No, this goes back years. Whereas in ACR’s early days, you needed different slider values for every ISO, these days it’s smarter. 25 on 6400 ISO automatically applies more noise reduction than on 100 ISO without you needing to do a thing.
This allowed me to set the ISO stops back to factory of 1:3 that includes all the stops in between and now I can use Auto ISO. You set you preferred ISO values from 0 the the highest one you want and the plug-in applies NR logarithmically for ISO value. It will do this for hundreds if files in seconds.
Victorias comment implies that Adobe changed the algorithm to be ISO sensitive. Does this post-date the process you describe of applying more for higher ISO?
My work tends to fall into either night/indoor sports, or daylight sports, so end up in groups of either extreme - high ISO, or low ISO. Yet at present I just use the same default value unless I notice (as in a tight crop, or faces in shadow) more noise than usual.
Seemingly irrelevant comment: I liked texture when it came out a lot.

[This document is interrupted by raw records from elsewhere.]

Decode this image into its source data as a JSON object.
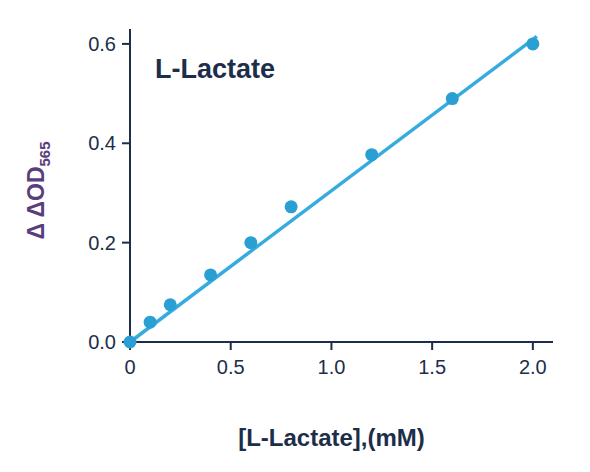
{
  "chart_data": {
    "type": "scatter",
    "title": "L-Lactate",
    "x_label": "[L-Lactate],(mM)",
    "y_label": {
      "text": "Δ ΔOD",
      "subscript": "565"
    },
    "xlim": [
      0,
      2.1
    ],
    "ylim": [
      0,
      0.63
    ],
    "xticks": [
      0,
      0.5,
      {
        "value": 1,
        "label": "1.0"
      },
      1.5,
      {
        "value": 2,
        "label": "2.0"
      }
    ],
    "yticks": [
      {
        "value": 0,
        "label": "0.0"
      },
      0.2,
      0.4,
      0.6
    ],
    "grid": false,
    "series": [
      {
        "type": "scatter",
        "marker": "circle",
        "color": "#2a9fd3",
        "x": [
          0,
          0.1,
          0.2,
          0.4,
          0.6,
          0.8,
          1.2,
          1.6,
          2.0
        ],
        "values": [
          0,
          0.04,
          0.075,
          0.135,
          0.2,
          0.272,
          0.377,
          0.49,
          0.6
        ]
      },
      {
        "type": "line",
        "line_style": "solid",
        "color": "#36abdf",
        "x": [
          0,
          2.02
        ],
        "values": [
          0,
          0.615
        ]
      }
    ]
  }
}
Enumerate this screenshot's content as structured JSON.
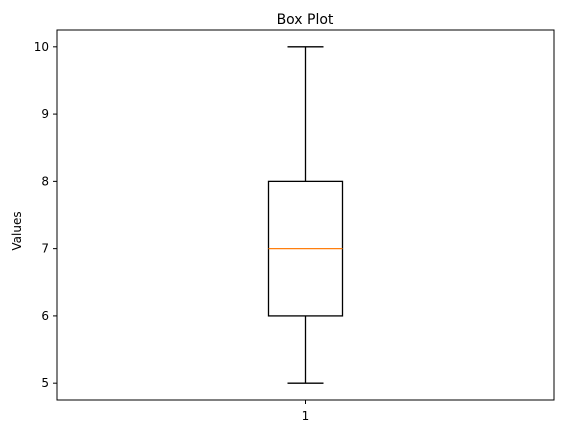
{
  "chart_data": {
    "type": "box",
    "title": "Box Plot",
    "xlabel": "",
    "ylabel": "Values",
    "categories": [
      "1"
    ],
    "boxes": [
      {
        "label": "1",
        "whisker_low": 5,
        "q1": 6,
        "median": 7,
        "q3": 8,
        "whisker_high": 10
      }
    ],
    "ylim": [
      4.75,
      10.25
    ],
    "yticks": [
      5,
      6,
      7,
      8,
      9,
      10
    ],
    "grid": false,
    "colors": {
      "box": "#000000",
      "median": "#ff7f0e",
      "whisker": "#000000"
    }
  }
}
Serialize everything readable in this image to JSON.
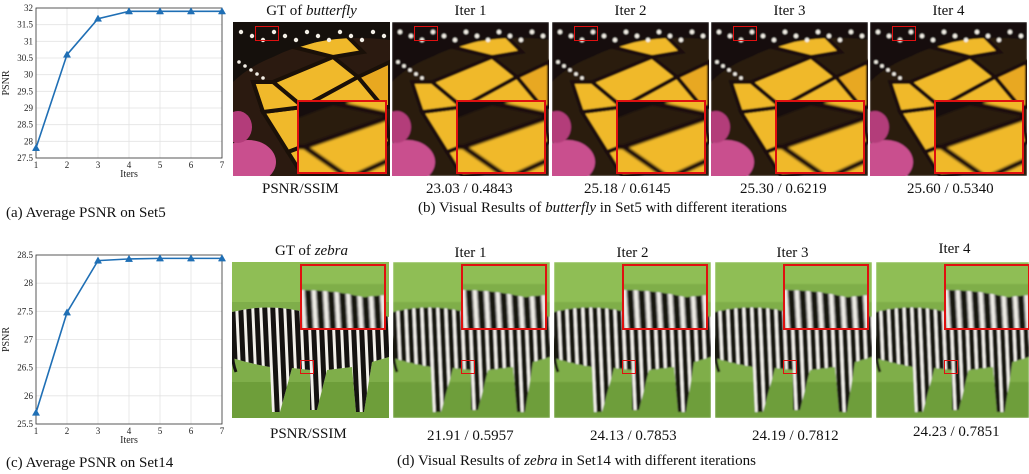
{
  "top": {
    "chart_caption": "(a) Average PSNR on Set5",
    "gt_title_prefix": "GT of ",
    "gt_title_italic": "butterfly",
    "iter_titles": [
      "Iter 1",
      "Iter 2",
      "Iter 3",
      "Iter 4"
    ],
    "metric_label": "PSNR/SSIM",
    "metrics": [
      "23.03 / 0.4843",
      "25.18 / 0.6145",
      "25.30 / 0.6219",
      "25.60 / 0.5340"
    ],
    "caption_prefix": "(b) Visual Results of ",
    "caption_italic": "butterfly",
    "caption_suffix": " in Set5 with different iterations"
  },
  "bottom": {
    "chart_caption": "(c) Average PSNR on Set14",
    "gt_title_prefix": "GT of ",
    "gt_title_italic": "zebra",
    "iter_titles": [
      "Iter 1",
      "Iter 2",
      "Iter 3",
      "Iter 4"
    ],
    "metric_label": "PSNR/SSIM",
    "metrics": [
      "21.91 / 0.5957",
      "24.13 / 0.7853",
      "24.19 / 0.7812",
      "24.23 / 0.7851"
    ],
    "caption_prefix": "(d) Visual Results of ",
    "caption_italic": "zebra",
    "caption_suffix": " in Set14 with different iterations"
  },
  "colors": {
    "line": "#1f6fb5",
    "roi": "#e01010"
  },
  "chart_data": [
    {
      "type": "line",
      "title": "",
      "xlabel": "Iters",
      "ylabel": "PSNR",
      "x": [
        1,
        2,
        3,
        4,
        5,
        6,
        7
      ],
      "series": [
        {
          "values": [
            27.8,
            30.6,
            31.68,
            31.9,
            31.9,
            31.9,
            31.9
          ]
        }
      ],
      "xlim": [
        1,
        7
      ],
      "ylim": [
        27.5,
        32
      ],
      "yticks": [
        27.5,
        28,
        28.5,
        29,
        29.5,
        30,
        30.5,
        31,
        31.5,
        32
      ],
      "grid": true,
      "marker": "triangle"
    },
    {
      "type": "line",
      "title": "",
      "xlabel": "Iters",
      "ylabel": "PSNR",
      "x": [
        1,
        2,
        3,
        4,
        5,
        6,
        7
      ],
      "series": [
        {
          "values": [
            25.7,
            27.48,
            28.4,
            28.43,
            28.44,
            28.44,
            28.44
          ]
        }
      ],
      "xlim": [
        1,
        7
      ],
      "ylim": [
        25.5,
        28.5
      ],
      "yticks": [
        25.5,
        26,
        26.5,
        27,
        27.5,
        28,
        28.5
      ],
      "grid": true,
      "marker": "triangle"
    }
  ]
}
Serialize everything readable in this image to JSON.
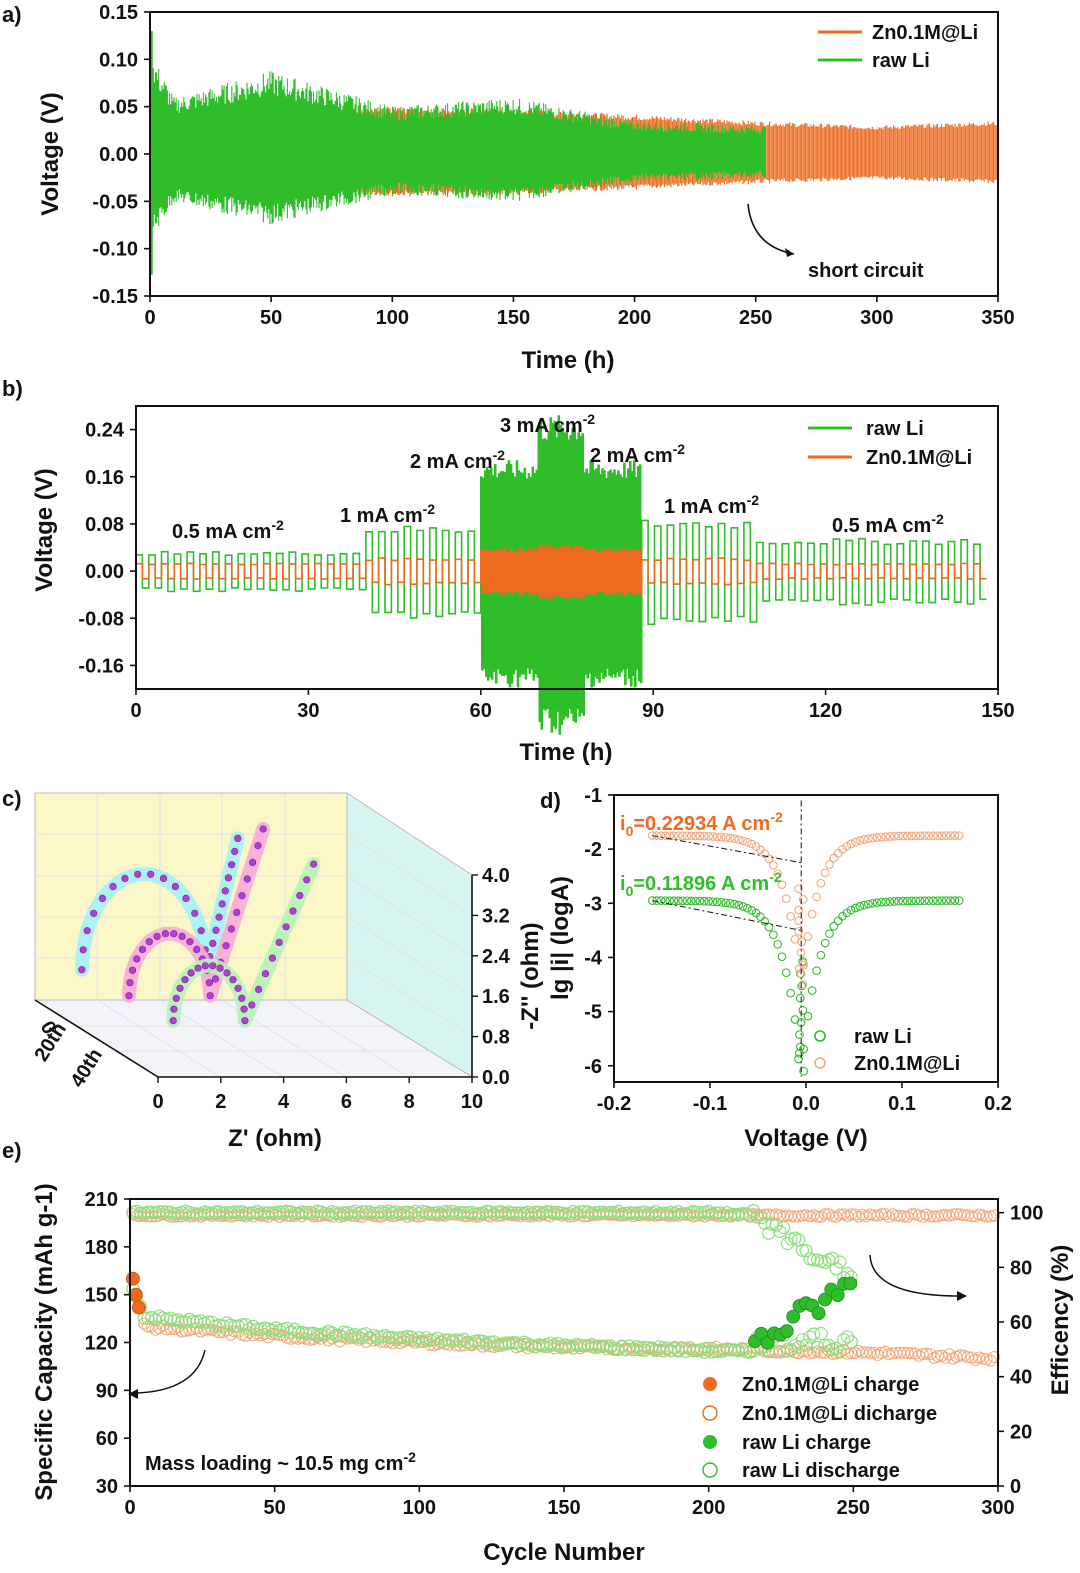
{
  "colors": {
    "zn": "#ee6a1f",
    "raw": "#2fbd2a",
    "zn_light": "#f4a77a",
    "raw_light": "#8fde7e",
    "axis": "#111111"
  },
  "panel_labels": [
    "a)",
    "b)",
    "c)",
    "d)",
    "e)"
  ],
  "chart_data": [
    {
      "id": "a",
      "type": "line",
      "xlabel": "Time (h)",
      "ylabel": "Voltage (V)",
      "xlim": [
        0,
        350
      ],
      "ylim": [
        -0.15,
        0.15
      ],
      "xticks": [
        0,
        50,
        100,
        150,
        200,
        250,
        300,
        350
      ],
      "yticks": [
        -0.15,
        -0.1,
        -0.05,
        0.0,
        0.05,
        0.1,
        0.15
      ],
      "ytick_labels": [
        "-0.15",
        "-0.10",
        "-0.05",
        "0.00",
        "0.05",
        "0.10",
        "0.15"
      ],
      "legend": [
        "Zn0.1M@Li",
        "raw Li"
      ],
      "annotation": "short circuit",
      "series": [
        {
          "name": "Zn0.1M@Li",
          "envelope": {
            "t": [
              0,
              10,
              50,
              100,
              150,
              200,
              250,
              300,
              350
            ],
            "amp": [
              0.02,
              0.025,
              0.04,
              0.05,
              0.048,
              0.042,
              0.035,
              0.03,
              0.035
            ]
          }
        },
        {
          "name": "raw Li",
          "envelope": {
            "t": [
              0,
              2,
              10,
              50,
              100,
              150,
              200,
              254
            ],
            "amp": [
              0.13,
              0.1,
              0.06,
              0.088,
              0.05,
              0.06,
              0.035,
              0.03
            ]
          }
        }
      ]
    },
    {
      "id": "b",
      "type": "line",
      "xlabel": "Time (h)",
      "ylabel": "Voltage (V)",
      "xlim": [
        0,
        150
      ],
      "ylim": [
        -0.2,
        0.28
      ],
      "xticks": [
        0,
        30,
        60,
        90,
        120,
        150
      ],
      "yticks": [
        -0.16,
        -0.08,
        0.0,
        0.08,
        0.16,
        0.24
      ],
      "ytick_labels": [
        "-0.16",
        "-0.08",
        "0.00",
        "0.08",
        "0.16",
        "0.24"
      ],
      "legend": [
        "raw Li",
        "Zn0.1M@Li"
      ],
      "rate_labels": [
        {
          "base": "0.5 mA cm",
          "sup": "-2"
        },
        {
          "base": "1 mA cm",
          "sup": "-2"
        },
        {
          "base": "2 mA cm",
          "sup": "-2"
        },
        {
          "base": "3 mA cm",
          "sup": "-2"
        },
        {
          "base": "2 mA cm",
          "sup": "-2"
        },
        {
          "base": "1 mA cm",
          "sup": "-2"
        },
        {
          "base": "0.5 mA cm",
          "sup": "-2"
        }
      ],
      "segments": [
        {
          "t0": 0,
          "t1": 40,
          "rate": 0.5,
          "raw_v": 0.03,
          "zn_v": 0.012
        },
        {
          "t0": 40,
          "t1": 60,
          "rate": 1,
          "raw_v": 0.07,
          "zn_v": 0.02
        },
        {
          "t0": 60,
          "t1": 70,
          "rate": 2,
          "raw_v": 0.17,
          "zn_v": 0.035
        },
        {
          "t0": 70,
          "t1": 78,
          "rate": 3,
          "raw_v": 0.24,
          "zn_v": 0.04
        },
        {
          "t0": 78,
          "t1": 88,
          "rate": 2,
          "raw_v": 0.17,
          "zn_v": 0.035
        },
        {
          "t0": 88,
          "t1": 108,
          "rate": 1,
          "raw_v": 0.08,
          "zn_v": 0.02
        },
        {
          "t0": 108,
          "t1": 148,
          "rate": 0.5,
          "raw_v": 0.05,
          "zn_v": 0.012
        }
      ]
    },
    {
      "id": "c",
      "type": "scatter",
      "xlabel": "Z' (ohm)",
      "ylabel": "-Z'' (ohm)",
      "xlim": [
        0,
        10
      ],
      "ylim": [
        0,
        4.0
      ],
      "xticks": [
        0,
        2,
        4,
        6,
        8,
        10
      ],
      "yticks": [
        0.0,
        0.8,
        1.6,
        2.4,
        3.2,
        4.0
      ],
      "ytick_labels": [
        "0.0",
        "0.8",
        "1.6",
        "2.4",
        "3.2",
        "4.0"
      ],
      "depth_labels": [
        "0",
        "20th",
        "40th"
      ],
      "series": [
        {
          "name": "0",
          "semicircle": [
            0.0,
            4.0
          ],
          "tail_end": [
            6.5,
            3.2
          ]
        },
        {
          "name": "20th",
          "semicircle": [
            0.2,
            2.8
          ],
          "tail_end": [
            6.0,
            3.9
          ]
        },
        {
          "name": "40th",
          "semicircle": [
            0.3,
            2.6
          ],
          "tail_end": [
            6.3,
            3.7
          ]
        }
      ]
    },
    {
      "id": "d",
      "type": "scatter",
      "xlabel": "Voltage (V)",
      "ylabel": "lg |i| (logA)",
      "xlim": [
        -0.2,
        0.2
      ],
      "ylim": [
        -6.3,
        -1
      ],
      "xticks": [
        -0.2,
        -0.1,
        0.0,
        0.1,
        0.2
      ],
      "xtick_labels": [
        "-0.2",
        "-0.1",
        "0.0",
        "0.1",
        "0.2"
      ],
      "yticks": [
        -6,
        -5,
        -4,
        -3,
        -2,
        -1
      ],
      "ytick_labels": [
        "-6",
        "-5",
        "-4",
        "-3",
        "-2",
        "-1"
      ],
      "legend": [
        "raw Li",
        "Zn0.1M@Li"
      ],
      "annotations": [
        {
          "base": "i",
          "sub": "0",
          "rest": "=0.22934  A cm",
          "sup": "-2",
          "series": "Zn0.1M@Li"
        },
        {
          "base": "i",
          "sub": "0",
          "rest": "=0.11896  A cm",
          "sup": "-2",
          "series": "raw Li"
        }
      ],
      "series": [
        {
          "name": "raw Li",
          "ends": [
            -2.95,
            -2.95
          ],
          "v0": -0.005,
          "min": -6.1
        },
        {
          "name": "Zn0.1M@Li",
          "ends": [
            -1.75,
            -1.75
          ],
          "v0": -0.005,
          "min": -4.5
        }
      ]
    },
    {
      "id": "e",
      "type": "scatter",
      "xlabel": "Cycle Number",
      "ylabel": "Specific Capacity (mAh g-1)",
      "y2label": "Efficency (%)",
      "xlim": [
        0,
        300
      ],
      "ylim": [
        30,
        210
      ],
      "y2lim": [
        0,
        105
      ],
      "xticks": [
        0,
        50,
        100,
        150,
        200,
        250,
        300
      ],
      "yticks": [
        30,
        60,
        90,
        120,
        150,
        180,
        210
      ],
      "y2ticks": [
        0,
        20,
        40,
        60,
        80,
        100
      ],
      "annotation": {
        "base": "Mass loading ~ 10.5 mg cm",
        "sup": "-2"
      },
      "legend": [
        "Zn0.1M@Li charge",
        "Zn0.1M@Li dicharge",
        "raw Li charge",
        "raw Li discharge"
      ],
      "series": [
        {
          "name": "Zn0.1M@Li charge",
          "capacity": {
            "x": [
              1,
              5,
              50,
              100,
              150,
              200,
              250,
              300
            ],
            "y": [
              160,
              130,
              124,
              120,
              117,
              116,
              114,
              110
            ]
          }
        },
        {
          "name": "Zn0.1M@Li dicharge",
          "efficiency": {
            "x": [
              1,
              300
            ],
            "y": [
              99,
              99
            ]
          }
        },
        {
          "name": "raw Li charge",
          "capacity": {
            "x": [
              1,
              5,
              50,
              100,
              150,
              200,
              215,
              250
            ],
            "y": [
              155,
              136,
              128,
              122,
              118,
              115,
              114,
              158
            ]
          }
        },
        {
          "name": "raw Li discharge",
          "efficiency": {
            "x": [
              1,
              100,
              200,
              215,
              250
            ],
            "y": [
              100,
              100,
              100,
              99,
              76
            ]
          }
        }
      ]
    }
  ]
}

Now though after looking at this discussion and several daylight shots, I am wondering if why I liked texture so much is that it put back some of the over-smoothing that my default noise reduction was removing. Here is an example zoomed 2:1. I've always liked 2:1 for viewing sharpness and noise settings because it's easier to see, and you go just a bit too far to "visibly crunchy" and then it tends to look right at 1:1. This is at base ISO (100) and on the left is 20 NR and the right I changed it to zero.
I think the NR was excessive on the left. It looks good at 2:1 -- but that means it is too smooth at 1:1 or smaller. Interestingly adding about +10 texture puts back most of the crunchiness (technical term
) that NR took away. Though I like the impact on the background smoothing, and now wish NR had a mask (or inverse mask) like sharpening.
Here's the same shot with zero NR and zero texture on the left, and 20 NR and 10 Texture on the right. They are not quite identical but you can see in comparison to the left shot above how both have a bit of crunchiness that at 1:1 becomes sharper or more crisp edges. Makes me wonder if texture "fixed" a problem I was creating myself, at least near base ISO. Though if I look quite closely I like the right one better, the sharpness is a bit stronger on the face detail and lighter on the background which is what one would want.
This is a Sony A7Riv, ISO 200, 1600th at 200mm and and also viewed 2:1 (given it's a 61mpix camera that means it's a really, really tight crop).
Anyway, I'll quit hijacking the thread, but interesting discussion, thanks.